Tuesday, June 16, 2009

The "Chuck Manning Special".

This car belongs to Dan Margolien in the United States and I'm really only showing it to you because to me it is just so similar to the Ford V8 specials that were popular in Australia and built mainly before and after WWII. It wasn't just the V8s either I guess. There were also GP cars as well as sports cars that were built around side valve Hudsons and Dodges and even a Jeep powered GP car, not to mention the Maybachs, powered by engines from captured German army tanks. Anyway, we in Australia certainly had our share of Ford V8 powered specials in one part because the Ford V8 was around in reasonable supply but also in their day it was easy horsepower to be had.

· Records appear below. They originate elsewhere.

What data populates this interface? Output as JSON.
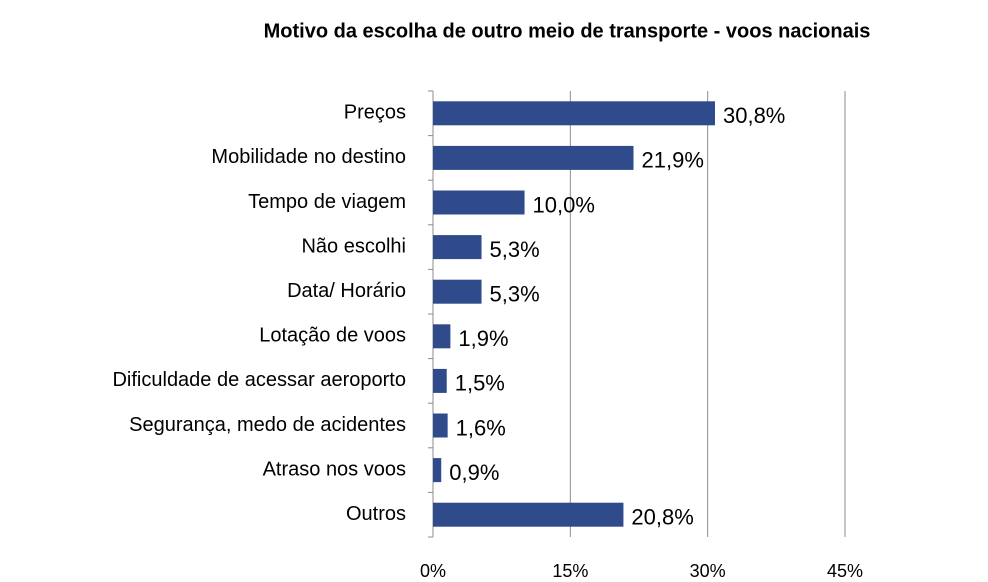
{
  "chart_data": {
    "type": "bar",
    "orientation": "horizontal",
    "title": "Motivo da escolha de outro meio de transporte - voos nacionais",
    "categories": [
      "Preços",
      "Mobilidade no destino",
      "Tempo de viagem",
      "Não escolhi",
      "Data/ Horário",
      "Lotação de voos",
      "Dificuldade de acessar aeroporto",
      "Segurança, medo de acidentes",
      "Atraso nos voos",
      "Outros"
    ],
    "values": [
      30.8,
      21.9,
      10.0,
      5.3,
      5.3,
      1.9,
      1.5,
      1.6,
      0.9,
      20.8
    ],
    "value_labels": [
      "30,8%",
      "21,9%",
      "10,0%",
      "5,3%",
      "5,3%",
      "1,9%",
      "1,5%",
      "1,6%",
      "0,9%",
      "20,8%"
    ],
    "color": "#2f4b8c",
    "xlim": [
      0,
      45
    ],
    "xticks": [
      {
        "value": 0,
        "label": "0%"
      },
      {
        "value": 15,
        "label": "15%"
      },
      {
        "value": 30,
        "label": "30%"
      },
      {
        "value": 45,
        "label": "45%"
      }
    ],
    "grid": true
  }
}
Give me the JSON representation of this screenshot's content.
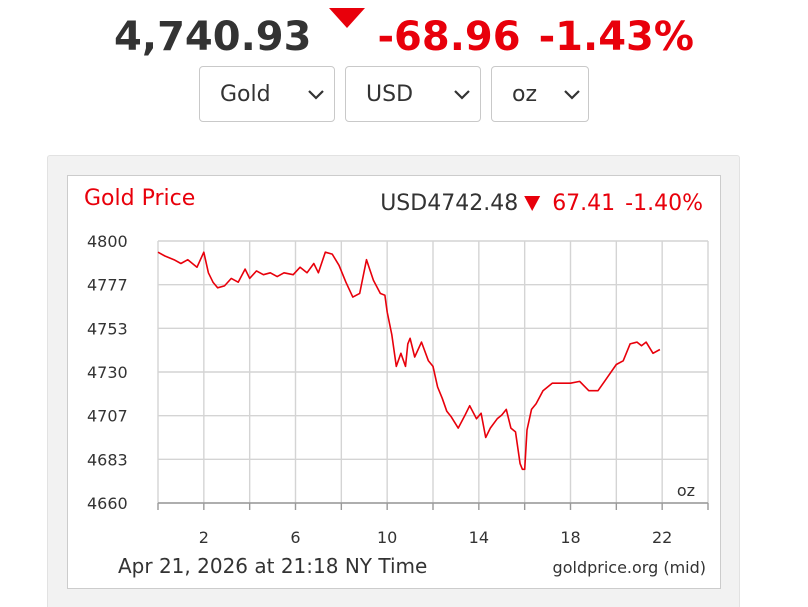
{
  "headline": {
    "price": "4,740.93",
    "change": "-68.96",
    "change_pct": "-1.43%",
    "direction_icon": "triangle-down-icon",
    "down_color": "#e8000b"
  },
  "selectors": [
    {
      "name": "metal-select",
      "value": "Gold"
    },
    {
      "name": "currency-select",
      "value": "USD"
    },
    {
      "name": "unit-select",
      "value": "oz"
    }
  ],
  "chart_data": {
    "type": "line",
    "title": "Gold Price",
    "price_label": "USD4742.48",
    "change": "67.41",
    "change_pct": "-1.40%",
    "unit_label": "oz",
    "footer_left": "Apr 21, 2026 at 21:18 NY Time",
    "footer_right": "goldprice.org (mid)",
    "line_color": "#e8000b",
    "grid": true,
    "x_range": [
      0,
      24
    ],
    "y_range": [
      4660,
      4800
    ],
    "x_ticks": [
      2,
      6,
      10,
      14,
      18,
      22
    ],
    "y_ticks": [
      {
        "value": 4800,
        "label": "4800"
      },
      {
        "value": 4776.67,
        "label": "4777"
      },
      {
        "value": 4753.33,
        "label": "4753"
      },
      {
        "value": 4730,
        "label": "4730"
      },
      {
        "value": 4706.67,
        "label": "4707"
      },
      {
        "value": 4683.33,
        "label": "4683"
      },
      {
        "value": 4660,
        "label": "4660"
      }
    ],
    "series": [
      {
        "x": [
          0.0,
          0.3,
          0.7,
          1.0,
          1.3,
          1.7,
          2.0,
          2.2,
          2.4,
          2.6,
          2.9,
          3.2,
          3.5,
          3.8,
          4.0,
          4.3,
          4.6,
          4.9,
          5.2,
          5.5,
          5.9,
          6.2,
          6.5,
          6.8,
          7.0,
          7.3,
          7.6,
          7.9,
          8.2,
          8.5,
          8.8,
          9.1,
          9.4,
          9.7,
          9.9,
          10.0,
          10.2,
          10.4,
          10.6,
          10.8,
          10.9,
          11.0,
          11.2,
          11.5,
          11.8,
          12.0,
          12.2,
          12.4,
          12.6,
          12.8,
          13.1,
          13.4,
          13.6,
          13.9,
          14.1,
          14.3,
          14.5,
          14.8,
          15.0,
          15.2,
          15.4,
          15.6,
          15.8,
          15.9,
          16.0,
          16.1,
          16.3,
          16.5,
          16.8,
          17.2,
          17.6,
          18.0,
          18.4,
          18.8,
          19.2,
          19.6,
          20.0,
          20.3,
          20.6,
          20.9,
          21.1,
          21.3,
          21.6,
          21.9
        ],
        "y": [
          4794,
          4792,
          4790,
          4788,
          4790,
          4786,
          4794,
          4783,
          4778,
          4775,
          4776,
          4780,
          4778,
          4785,
          4780,
          4784,
          4782,
          4783,
          4781,
          4783,
          4782,
          4786,
          4783,
          4788,
          4783,
          4794,
          4793,
          4787,
          4778,
          4770,
          4772,
          4790,
          4779,
          4772,
          4771,
          4762,
          4750,
          4733,
          4740,
          4733,
          4745,
          4748,
          4738,
          4746,
          4736,
          4733,
          4722,
          4716,
          4709,
          4706,
          4700,
          4707,
          4712,
          4705,
          4708,
          4695,
          4700,
          4705,
          4707,
          4710,
          4700,
          4698,
          4681,
          4678,
          4678,
          4699,
          4710,
          4713,
          4720,
          4724,
          4724,
          4724,
          4725,
          4720,
          4720,
          4727,
          4734,
          4736,
          4745,
          4746,
          4744,
          4746,
          4740,
          4742
        ]
      }
    ]
  }
}
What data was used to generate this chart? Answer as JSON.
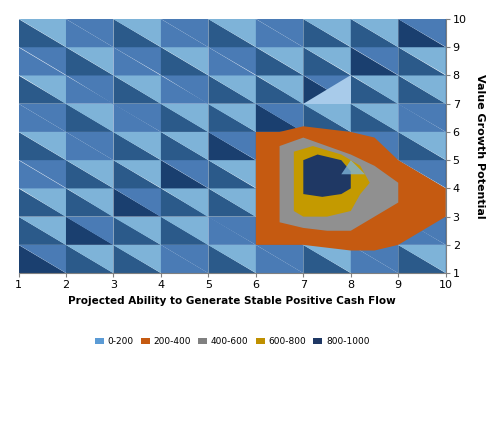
{
  "title_x": "Projected Ability to Generate Stable Positive Cash Flow",
  "title_y": "Value Growth Potential",
  "xlim": [
    1,
    10
  ],
  "ylim": [
    1,
    10
  ],
  "xticks": [
    1,
    2,
    3,
    4,
    5,
    6,
    7,
    8,
    9,
    10
  ],
  "yticks": [
    1,
    2,
    3,
    4,
    5,
    6,
    7,
    8,
    9,
    10
  ],
  "legend_labels": [
    "0-200",
    "200-400",
    "400-600",
    "600-800",
    "800-1000"
  ],
  "legend_colors": [
    "#5B9BD5",
    "#C55A11",
    "#808080",
    "#BF9000",
    "#1F3864"
  ],
  "bg_color": "#FFFFFF",
  "c_light": "#7EB3D8",
  "c_mid": "#4A7BB5",
  "c_dark": "#2B5A8A",
  "c_vdark": "#1A3F6F",
  "c_vlighter": "#A8CBEA",
  "c_orange": "#C55A11",
  "c_gray": "#909090",
  "c_yellow": "#C49A00",
  "c_navy": "#1F3864"
}
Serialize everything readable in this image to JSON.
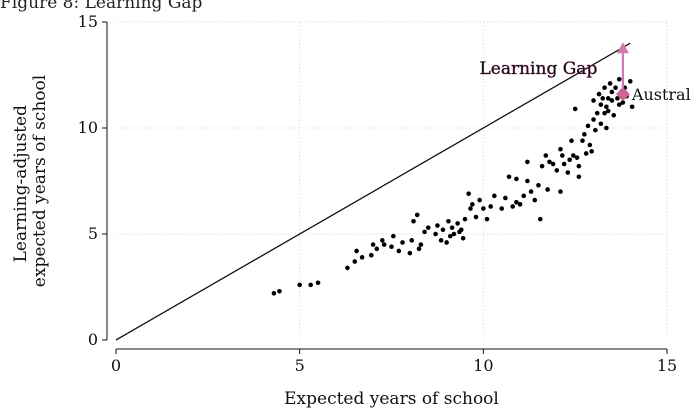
{
  "figure_title": "Figure 8: Learning Gap",
  "chart_data": {
    "type": "scatter",
    "xlabel": "Expected years of school",
    "ylabel_lines": [
      "Learning-adjusted",
      "expected years of school"
    ],
    "xlim": [
      0,
      15
    ],
    "ylim": [
      0,
      15
    ],
    "xticks": [
      0,
      5,
      10,
      15
    ],
    "yticks": [
      0,
      5,
      10,
      15
    ],
    "grid": true,
    "reference_line": {
      "from": [
        0,
        0
      ],
      "to": [
        14,
        14
      ]
    },
    "annotation": {
      "label": "Learning Gap",
      "x": 13.8,
      "y_from": 11.6,
      "y_to": 14,
      "at": [
        11.5,
        12.55
      ],
      "color": "#d07ab0"
    },
    "highlight": {
      "label": "Austral",
      "x": 13.8,
      "y": 11.6,
      "color": "#cc6699"
    },
    "points": {
      "x": [
        4.3,
        4.45,
        5.0,
        5.3,
        5.5,
        6.3,
        6.5,
        6.55,
        6.7,
        6.95,
        7.0,
        7.1,
        7.25,
        7.3,
        7.5,
        7.55,
        7.7,
        7.8,
        8.0,
        8.05,
        8.1,
        8.2,
        8.25,
        8.3,
        8.4,
        8.5,
        8.7,
        8.75,
        8.85,
        8.9,
        9.0,
        9.05,
        9.1,
        9.15,
        9.2,
        9.3,
        9.35,
        9.4,
        9.45,
        9.5,
        9.6,
        9.65,
        9.7,
        9.8,
        9.9,
        10.0,
        10.1,
        10.2,
        10.3,
        10.5,
        10.6,
        10.7,
        10.8,
        10.9,
        11.0,
        11.1,
        11.2,
        11.3,
        11.4,
        11.5,
        11.55,
        11.6,
        11.7,
        11.75,
        11.8,
        11.9,
        12.0,
        12.1,
        12.15,
        12.2,
        12.3,
        12.35,
        12.4,
        12.45,
        12.5,
        12.55,
        12.6,
        12.7,
        12.75,
        12.8,
        12.85,
        12.9,
        12.95,
        13.0,
        13.0,
        13.05,
        13.1,
        13.15,
        13.2,
        13.2,
        13.25,
        13.3,
        13.3,
        13.35,
        13.4,
        13.4,
        13.45,
        13.5,
        13.5,
        13.55,
        13.6,
        13.65,
        13.7,
        13.7,
        13.75,
        13.8,
        13.85,
        13.9,
        14.0,
        14.05,
        12.6,
        12.1,
        11.2,
        10.9,
        13.35
      ],
      "y": [
        2.2,
        2.3,
        2.6,
        2.6,
        2.7,
        3.4,
        3.7,
        4.2,
        3.9,
        4.0,
        4.5,
        4.3,
        4.7,
        4.5,
        4.4,
        4.9,
        4.2,
        4.6,
        4.1,
        4.7,
        5.6,
        5.9,
        4.3,
        4.5,
        5.1,
        5.3,
        5.0,
        5.4,
        4.7,
        5.2,
        4.6,
        5.6,
        4.9,
        5.3,
        5.0,
        5.5,
        5.1,
        5.2,
        4.8,
        5.7,
        6.9,
        6.2,
        6.4,
        5.8,
        6.6,
        6.2,
        5.7,
        6.3,
        6.8,
        6.2,
        6.7,
        7.7,
        6.3,
        6.5,
        6.4,
        6.8,
        7.5,
        7.0,
        6.6,
        7.3,
        5.7,
        8.2,
        8.7,
        7.1,
        8.4,
        8.3,
        8.0,
        9.0,
        8.7,
        8.3,
        7.9,
        8.5,
        9.4,
        8.7,
        10.9,
        8.6,
        8.2,
        9.4,
        9.7,
        8.8,
        10.1,
        9.2,
        8.9,
        10.4,
        11.3,
        9.9,
        10.7,
        11.6,
        11.1,
        10.2,
        11.4,
        10.7,
        11.9,
        11.0,
        11.4,
        10.8,
        12.1,
        11.7,
        11.3,
        10.6,
        11.9,
        11.4,
        11.1,
        12.3,
        11.7,
        11.2,
        11.9,
        11.5,
        12.2,
        11.0,
        7.7,
        7.0,
        8.4,
        7.6,
        10.0
      ]
    }
  }
}
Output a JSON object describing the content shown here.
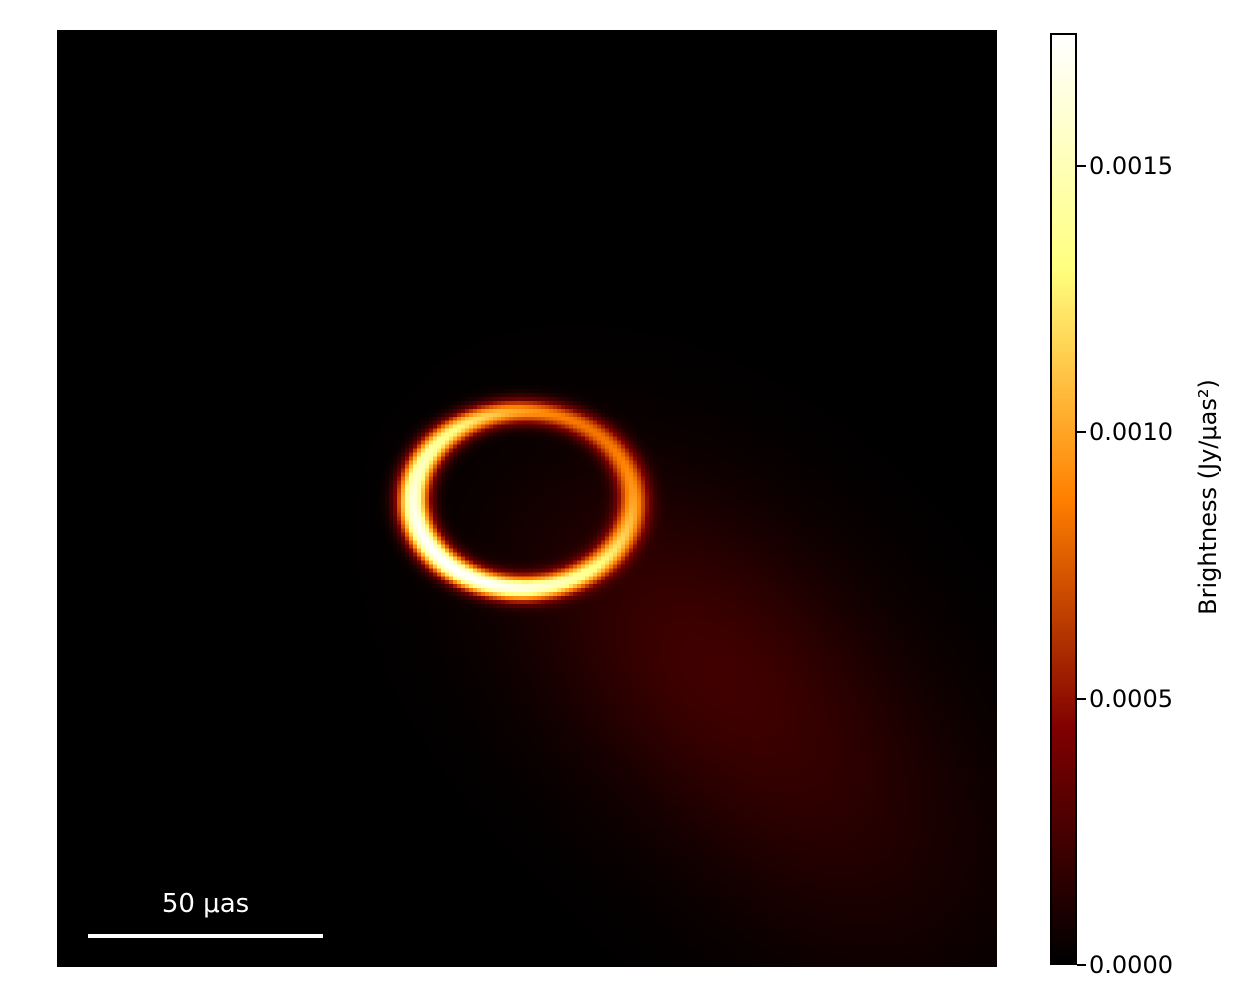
{
  "figure": {
    "background_color": "#ffffff",
    "panel_background_color": "#000000"
  },
  "chart_data": {
    "type": "heatmap",
    "title": "",
    "description": "Simulated black-hole image: bright asymmetric photon ring (brightest toward the lower left) over a black background, with very faint extended jet/accretion emission trailing toward the lower-right corner",
    "colormap": "afmhot",
    "colorbar": {
      "orientation": "vertical",
      "position": "right",
      "label": "Brightness (Jy/μas²)",
      "tick_values": [
        0.0,
        0.0005,
        0.001,
        0.0015
      ],
      "tick_labels": [
        "0.0000",
        "0.0005",
        "0.0010",
        "0.0015"
      ],
      "vmin": 0.0,
      "vmax": 0.00175
    },
    "scale_bar": {
      "label": "50 μas",
      "length_uas": 50,
      "color": "#ffffff"
    },
    "image_measurements": {
      "field_of_view_uas_approx": 200,
      "ring_diameter_horizontal_uas_approx": 47,
      "ring_diameter_vertical_uas_approx": 38,
      "peak_brightness_jy_per_uas2_approx": 0.00175,
      "brightest_side": "lower-left",
      "faint_emission_direction": "lower-right"
    },
    "model": {
      "grid": 235,
      "ring": {
        "cx": 0.4957,
        "cy": 0.5016,
        "rx": 0.117,
        "ry": 0.0945,
        "r_eff": 0.106,
        "sigma": 0.0105,
        "base": 0.73,
        "amp": 0.27,
        "peak_angle_deg": 140
      },
      "blobs": [
        {
          "cx": 0.684,
          "cy": 0.667,
          "sigma_major": 0.155,
          "sigma_minor": 0.105,
          "angle_deg": 42,
          "amp": 0.115
        },
        {
          "cx": 0.85,
          "cy": 0.86,
          "sigma_major": 0.14,
          "sigma_minor": 0.11,
          "angle_deg": 45,
          "amp": 0.045
        }
      ]
    },
    "colors": {
      "low": "#000000",
      "quarter": "#800000",
      "mid": "#ff8000",
      "three_quarter": "#ffff80",
      "high": "#ffffff"
    }
  }
}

Anyway, Dan's car is the Chuck Manning Special, an historic racing car fabricated by his father, David Margolien, in approximately 1951. (I don't know where Chuck Manning comes into it). It was built in Southern California for sports car racing of the time. It has a '48 Ford flat head with Isky cam and the familiar three Stromberg 97s, Offy heads and manifold, Merc crank and '39 Merc front and rear axles. It has a fibreglass nose and tail, formed in moulds which still exist. The rest of the body is aluminium. It would seem to me that fibreglass must have been introduced to America a bit earlier than Australia.

This car was rebuilt in the mid-80s except for the engine to exactly as it was raced through 1953. Dan believes his dad built at least 3 and possibly 5 of these vehicles for others. A unique feature of the car are the "copper flow" brake drums in which David developed a process to braze copper fins to the drums for improved cooling.


Colin said...

What sort of chassis John? Seems very Bollie Mk 1 but way more developed - guess the builder was older and more racing experience at the time. Looks a bit like "Old Yella MK !"

Colin said...

The Kurtis Kraft 500S was introduced in 1953 based on a similar variations of motor but with a tubular space frame. could use ford front and back ends too. Hugely successful in club racing. Also drag racing.

dan margolien said...

Chuck Manning was an airframe designer at Douglas Aircraft. He designed the chassis and layout. It is a set of 4" think wall steel tubes set in parallel down the sides with cross members. It is extremely rigid and light.